When presenting data of an interrupted RCT, certain limitations should be stated. Data interpretation, especially regarding long-term survival, has to be done carefully due to low treatment numbers. Our primary goal of 20 patients in each group was only fulfilled to 50%. Learning curve cannot be assessed, as MIE was established as a standard procedure at our institution. This is also displayed by a similar operation duration in both groups.

However, performing a prospective series after establishing a new surgical approach needs to be done as a consequence of the first analysis. Although, interrupting this trial due to safety reasons restricts statistical interpretation.
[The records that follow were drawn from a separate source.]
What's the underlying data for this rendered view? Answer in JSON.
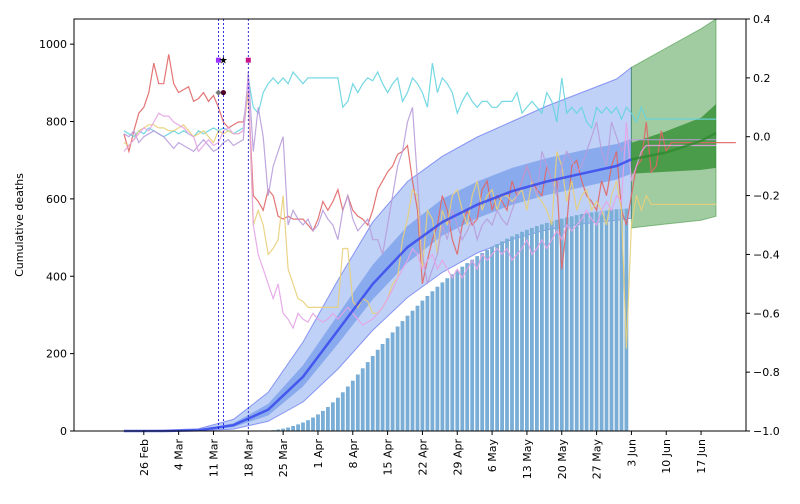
{
  "chart_data": {
    "type": "bar",
    "ylabel": "Cumulative deaths",
    "ylim": [
      0,
      1065
    ],
    "y2lim": [
      -1.0,
      0.4
    ],
    "left_ticks": [
      "0",
      "200",
      "400",
      "600",
      "800",
      "1000"
    ],
    "right_ticks": [
      "−1.0",
      "−0.8",
      "−0.6",
      "−0.4",
      "−0.2",
      "0.0",
      "0.2",
      "0.4"
    ],
    "x_start_date": "2020-02-18",
    "x_end_date": "2020-06-20",
    "x_tick_labels": [
      "26 Feb",
      "4 Mar",
      "11 Mar",
      "18 Mar",
      "25 Mar",
      "1 Apr",
      "8 Apr",
      "15 Apr",
      "22 Apr",
      "29 Apr",
      "6 May",
      "13 May",
      "20 May",
      "27 May",
      "3 Jun",
      "10 Jun",
      "17 Jun"
    ],
    "x_tick_dates": [
      "2020-02-26",
      "2020-03-04",
      "2020-03-11",
      "2020-03-18",
      "2020-03-25",
      "2020-04-01",
      "2020-04-08",
      "2020-04-15",
      "2020-04-22",
      "2020-04-29",
      "2020-05-06",
      "2020-05-13",
      "2020-05-20",
      "2020-05-27",
      "2020-06-03",
      "2020-06-10",
      "2020-06-17"
    ],
    "event_lines": [
      "2020-03-12",
      "2020-03-13",
      "2020-03-18"
    ],
    "event_markers": [
      {
        "date": "2020-03-12",
        "y2": 0.26,
        "color": "#9b30ff",
        "shape": "square"
      },
      {
        "date": "2020-03-13",
        "y2": 0.26,
        "color": "#222222",
        "shape": "star"
      },
      {
        "date": "2020-03-18",
        "y2": 0.26,
        "color": "#c71585",
        "shape": "square"
      },
      {
        "date": "2020-03-12",
        "y2": 0.15,
        "color": "#777777",
        "shape": "diamond"
      },
      {
        "date": "2020-03-13",
        "y2": 0.15,
        "color": "#4b0026",
        "shape": "dot"
      }
    ],
    "bars": {
      "color": "#7aaed6",
      "start_date": "2020-03-22",
      "values": [
        1,
        2,
        4,
        6,
        9,
        13,
        17,
        22,
        28,
        35,
        43,
        52,
        62,
        74,
        86,
        100,
        115,
        130,
        146,
        162,
        178,
        194,
        210,
        225,
        240,
        255,
        270,
        284,
        298,
        311,
        324,
        337,
        349,
        361,
        373,
        384,
        395,
        405,
        415,
        425,
        434,
        443,
        452,
        460,
        468,
        476,
        483,
        490,
        497,
        503,
        509,
        515,
        520,
        525,
        530,
        534,
        538,
        542,
        546,
        549,
        552,
        555,
        558,
        561,
        563,
        565,
        567,
        569,
        570,
        572,
        573,
        574,
        575
      ]
    },
    "model_fit": {
      "color": "#3344ee",
      "band_color": "#5f8be8",
      "x": [
        "2020-02-22",
        "2020-03-01",
        "2020-03-08",
        "2020-03-15",
        "2020-03-22",
        "2020-03-29",
        "2020-04-05",
        "2020-04-12",
        "2020-04-19",
        "2020-04-26",
        "2020-05-03",
        "2020-05-10",
        "2020-05-17",
        "2020-05-24",
        "2020-05-31",
        "2020-06-03"
      ],
      "median": [
        0,
        0,
        2,
        15,
        55,
        140,
        260,
        380,
        475,
        540,
        585,
        620,
        645,
        665,
        685,
        702
      ],
      "inner_lo": [
        0,
        0,
        1,
        10,
        40,
        115,
        225,
        340,
        435,
        505,
        550,
        585,
        610,
        630,
        650,
        665
      ],
      "inner_hi": [
        0,
        1,
        3,
        20,
        70,
        170,
        300,
        430,
        530,
        600,
        645,
        680,
        705,
        725,
        742,
        755
      ],
      "outer_lo": [
        0,
        0,
        1,
        5,
        25,
        75,
        160,
        260,
        345,
        410,
        460,
        495,
        520,
        535,
        545,
        550
      ],
      "outer_hi": [
        0,
        2,
        6,
        30,
        100,
        230,
        390,
        540,
        645,
        710,
        760,
        800,
        840,
        875,
        910,
        940
      ]
    },
    "forecast": {
      "color": "#2e8b2e",
      "x": [
        "2020-06-03",
        "2020-06-10",
        "2020-06-17",
        "2020-06-20"
      ],
      "median": [
        702,
        720,
        750,
        770
      ],
      "inner_lo": [
        665,
        670,
        675,
        680
      ],
      "inner_hi": [
        745,
        775,
        810,
        845
      ],
      "outer_lo": [
        525,
        535,
        545,
        555
      ],
      "outer_hi": [
        940,
        990,
        1040,
        1065
      ]
    },
    "series": [
      {
        "color": "#e06666",
        "start_date": "2020-02-22",
        "values": [
          0.01,
          -0.05,
          0.02,
          0.08,
          0.1,
          0.15,
          0.25,
          0.18,
          0.18,
          0.28,
          0.18,
          0.15,
          0.16,
          0.17,
          0.12,
          0.13,
          0.15,
          0.12,
          0.14,
          0.1,
          0.05,
          0.03,
          0.04,
          0.05,
          0.05,
          0.15,
          -0.2,
          -0.22,
          -0.25,
          -0.18,
          -0.2,
          -0.27,
          -0.28,
          -0.27,
          -0.28,
          -0.28,
          -0.28,
          -0.3,
          -0.32,
          -0.28,
          -0.22,
          -0.25,
          -0.22,
          -0.18,
          -0.25,
          -0.2,
          -0.25,
          -0.27,
          -0.28,
          -0.3,
          -0.25,
          -0.18,
          -0.15,
          -0.12,
          -0.1,
          -0.06,
          -0.05,
          -0.03,
          -0.15,
          -0.25,
          -0.5,
          -0.42,
          -0.35,
          -0.3,
          -0.2,
          -0.25,
          -0.35,
          -0.4,
          -0.3,
          -0.25,
          -0.3,
          -0.28,
          -0.18,
          -0.15,
          -0.25,
          -0.2,
          -0.22,
          -0.25,
          -0.15,
          -0.2,
          -0.15,
          -0.1,
          -0.15,
          -0.18,
          -0.2,
          -0.1,
          -0.15,
          -0.15,
          -0.45,
          -0.3,
          -0.1,
          -0.08,
          -0.15,
          -0.2,
          -0.22,
          -0.25,
          -0.15,
          -0.2,
          -0.1,
          -0.05,
          -0.25,
          -0.3,
          -0.2,
          -0.1,
          -0.08,
          0.05,
          -0.12,
          -0.1,
          0.02,
          -0.05,
          -0.02,
          -0.02,
          -0.02,
          -0.02,
          -0.02,
          -0.02,
          -0.02,
          -0.02,
          -0.02,
          -0.02,
          -0.02,
          -0.02,
          -0.02,
          -0.02
        ]
      },
      {
        "color": "#66d4e0",
        "start_date": "2020-02-22",
        "values": [
          0.02,
          0.01,
          0.0,
          0.02,
          0.01,
          0.03,
          0.02,
          0.01,
          0.0,
          0.01,
          0.02,
          0.01,
          0.02,
          0.01,
          0.0,
          0.02,
          0.01,
          0.02,
          0.03,
          0.02,
          0.03,
          0.02,
          0.01,
          0.02,
          0.03,
          0.2,
          0.1,
          0.08,
          0.15,
          0.18,
          0.2,
          0.18,
          0.2,
          0.18,
          0.22,
          0.2,
          0.18,
          0.2,
          0.2,
          0.2,
          0.2,
          0.2,
          0.2,
          0.2,
          0.1,
          0.12,
          0.18,
          0.15,
          0.18,
          0.2,
          0.19,
          0.22,
          0.18,
          0.15,
          0.18,
          0.2,
          0.12,
          0.15,
          0.2,
          0.18,
          0.15,
          0.1,
          0.25,
          0.15,
          0.2,
          0.18,
          0.15,
          0.08,
          0.12,
          0.15,
          0.12,
          0.1,
          0.12,
          0.12,
          0.1,
          0.1,
          0.12,
          0.12,
          0.12,
          0.15,
          0.08,
          0.1,
          0.12,
          0.1,
          0.08,
          0.15,
          0.12,
          0.05,
          0.2,
          0.08,
          0.1,
          0.08,
          0.1,
          0.05,
          0.03,
          0.1,
          0.08,
          0.1,
          0.08,
          0.1,
          0.06,
          0.1,
          0.08,
          0.05,
          0.1,
          0.06,
          0.06,
          0.06,
          0.06,
          0.06,
          0.06,
          0.06,
          0.06,
          0.06,
          0.06,
          0.06,
          0.06,
          0.06,
          0.06,
          0.06
        ]
      },
      {
        "color": "#e8cf7a",
        "start_date": "2020-02-22",
        "values": [
          -0.02,
          -0.03,
          -0.01,
          0.02,
          0.03,
          0.04,
          0.04,
          0.03,
          0.03,
          0.02,
          0.02,
          0.03,
          0.04,
          0.02,
          0.0,
          0.01,
          0.02,
          0.0,
          -0.02,
          0.02,
          0.01,
          0.02,
          0.01,
          0.01,
          0.02,
          0.15,
          -0.3,
          -0.25,
          -0.3,
          -0.4,
          -0.38,
          -0.35,
          -0.2,
          -0.45,
          -0.5,
          -0.55,
          -0.56,
          -0.58,
          -0.58,
          -0.58,
          -0.58,
          -0.58,
          -0.58,
          -0.58,
          -0.38,
          -0.38,
          -0.56,
          -0.58,
          -0.55,
          -0.56,
          -0.6,
          -0.6,
          -0.58,
          -0.55,
          -0.5,
          -0.48,
          -0.35,
          -0.28,
          -0.18,
          -0.2,
          -0.45,
          -0.25,
          -0.28,
          -0.4,
          -0.25,
          -0.3,
          -0.2,
          -0.18,
          -0.25,
          -0.3,
          -0.2,
          -0.15,
          -0.25,
          -0.2,
          -0.18,
          -0.25,
          -0.2,
          -0.2,
          -0.22,
          -0.2,
          -0.18,
          -0.25,
          -0.15,
          -0.2,
          -0.22,
          -0.25,
          -0.3,
          -0.05,
          -0.1,
          -0.22,
          -0.15,
          -0.25,
          -0.2,
          -0.18,
          -0.25,
          -0.22,
          -0.25,
          -0.3,
          -0.2,
          -0.15,
          -0.25,
          -0.72,
          -0.3,
          -0.2,
          -0.25,
          -0.2,
          -0.23,
          -0.23,
          -0.23,
          -0.23,
          -0.23,
          -0.23,
          -0.23,
          -0.23,
          -0.23,
          -0.23,
          -0.23,
          -0.23,
          -0.23,
          -0.23
        ]
      },
      {
        "color": "#b89ddb",
        "start_date": "2020-02-22",
        "values": [
          0.01,
          0.0,
          0.02,
          -0.02,
          0.0,
          0.01,
          0.02,
          0.01,
          0.0,
          -0.02,
          -0.04,
          -0.02,
          -0.03,
          -0.04,
          -0.05,
          -0.03,
          -0.01,
          -0.03,
          -0.05,
          -0.04,
          -0.02,
          -0.01,
          -0.03,
          -0.02,
          -0.01,
          0.22,
          -0.05,
          0.1,
          0.0,
          -0.2,
          -0.1,
          -0.05,
          0.0,
          -0.3,
          -0.25,
          -0.28,
          -0.3,
          -0.28,
          -0.32,
          -0.3,
          -0.25,
          -0.28,
          -0.3,
          -0.35,
          -0.25,
          -0.2,
          -0.28,
          -0.32,
          -0.3,
          -0.28,
          -0.35,
          -0.35,
          -0.4,
          -0.3,
          -0.2,
          -0.1,
          -0.05,
          0.05,
          0.1,
          -0.15,
          -0.4,
          -0.5,
          -0.45,
          -0.4,
          -0.3,
          -0.35,
          -0.25,
          -0.3,
          -0.35,
          -0.32,
          -0.28,
          -0.35,
          -0.3,
          -0.28,
          -0.3,
          -0.25,
          -0.28,
          -0.3,
          -0.25,
          -0.2,
          -0.15,
          -0.1,
          -0.15,
          -0.2,
          -0.05,
          -0.1,
          -0.15,
          -0.2,
          -0.1,
          -0.05,
          -0.08,
          -0.12,
          -0.1,
          -0.05,
          0.0,
          0.05,
          -0.05,
          -0.1,
          0.05,
          0.0,
          -0.05,
          -0.02,
          -0.01,
          -0.01,
          -0.01,
          -0.01,
          -0.01,
          -0.01,
          -0.01,
          -0.01,
          -0.01,
          -0.01,
          -0.01,
          -0.01,
          -0.01,
          -0.01,
          -0.01,
          -0.01,
          -0.01,
          -0.01
        ]
      },
      {
        "color": "#e6a3e6",
        "start_date": "2020-02-22",
        "values": [
          -0.05,
          -0.03,
          -0.01,
          0.01,
          0.03,
          0.02,
          0.05,
          0.08,
          0.07,
          0.07,
          0.05,
          0.04,
          0.03,
          0.01,
          0.0,
          -0.05,
          -0.03,
          -0.01,
          -0.03,
          -0.02,
          0.02,
          0.03,
          0.01,
          0.01,
          0.02,
          0.2,
          -0.3,
          -0.4,
          -0.45,
          -0.5,
          -0.55,
          -0.5,
          -0.6,
          -0.62,
          -0.65,
          -0.6,
          -0.62,
          -0.63,
          -0.6,
          -0.62,
          -0.63,
          -0.62,
          -0.6,
          -0.62,
          -0.6,
          -0.58,
          -0.6,
          -0.62,
          -0.64,
          -0.63,
          -0.62,
          -0.6,
          -0.58,
          -0.55,
          -0.52,
          -0.48,
          -0.45,
          -0.42,
          -0.38,
          -0.4,
          -0.45,
          -0.42,
          -0.4,
          -0.45,
          -0.42,
          -0.45,
          -0.48,
          -0.45,
          -0.48,
          -0.45,
          -0.42,
          -0.45,
          -0.4,
          -0.42,
          -0.4,
          -0.38,
          -0.4,
          -0.38,
          -0.42,
          -0.4,
          -0.38,
          -0.35,
          -0.4,
          -0.38,
          -0.35,
          -0.38,
          -0.35,
          -0.32,
          -0.35,
          -0.3,
          -0.32,
          -0.3,
          -0.28,
          -0.25,
          -0.28,
          -0.3,
          -0.25,
          -0.22,
          -0.25,
          -0.2,
          -0.22,
          0.05,
          -0.15,
          -0.1,
          -0.05,
          -0.03,
          -0.03,
          -0.03,
          -0.03,
          -0.03,
          -0.03,
          -0.03,
          -0.03,
          -0.03,
          -0.03,
          -0.03,
          -0.03,
          -0.03,
          -0.03,
          -0.03
        ]
      }
    ]
  }
}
Still, we decided to publish our experience to avoid a possible publication bias and encourage the design of further studies regarding this matter [20].

Conclusion

This study shows that MIE is a feasible option for esophageal resection. Morbidity, mortality, and oncological long-term outcome were equal to the classical open Ivor Lewis approach.

In contrast to other studies, however, we did not find a reduced morbidity in MIE. Therefore, decision for the minimally invasive approach still remains with the surgeon’s point of view and his specific experience.